The Book
Josh Rosenblatt was 33 years old when he first realized he wanted to fight. A lifelong pacifist with a philosopher’s hatred of violence and a dandy’s aversion to exercise, he drank to excess, smoked passionately, ate indifferently, and mocked physical activity that didn’t involve nudity. But deep down there was always a part of him that was dying to know what it was like to hit and get hit, to harm and be harmed. He sensed that to fight would be to live life deeply.
An insightful and moving rumination on the nature of fighting, Why We Fight takes us on his journey from the bleachers to the ring.
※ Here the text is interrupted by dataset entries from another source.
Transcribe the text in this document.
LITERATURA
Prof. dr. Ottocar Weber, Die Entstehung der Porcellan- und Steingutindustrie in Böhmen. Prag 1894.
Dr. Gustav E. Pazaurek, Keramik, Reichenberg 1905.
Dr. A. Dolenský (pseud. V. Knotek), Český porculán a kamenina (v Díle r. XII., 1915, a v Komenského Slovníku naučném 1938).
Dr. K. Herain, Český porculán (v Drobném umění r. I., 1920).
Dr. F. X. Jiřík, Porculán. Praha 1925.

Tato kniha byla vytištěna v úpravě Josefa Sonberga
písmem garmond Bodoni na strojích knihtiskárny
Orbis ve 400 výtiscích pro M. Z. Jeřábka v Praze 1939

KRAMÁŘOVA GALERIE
Using his own training as an opportunity to understand how the sport illuminates basic human impulses, Rosenblatt weaves together cultural history, criticism, biology, and anthropology to understand what happens to the human body and mind when under attack, and to explore why he, a self-described “cowardly boy from the suburbs,” discovered so much meaning in putting his body, and others’, at risk.
From the psychology of fear to the physiology of pain, from Ukrainian shtetls to Brooklyn boxing gyms, from Lord Byron to George Plimpton, Why We Fight is a fierce inquiry into the abiding appeal of our most conflicted and controversial fixation, interwoven with a firsthand account of what happens when a mild-mannered intellectual decides to step into the ring for his first real showdown.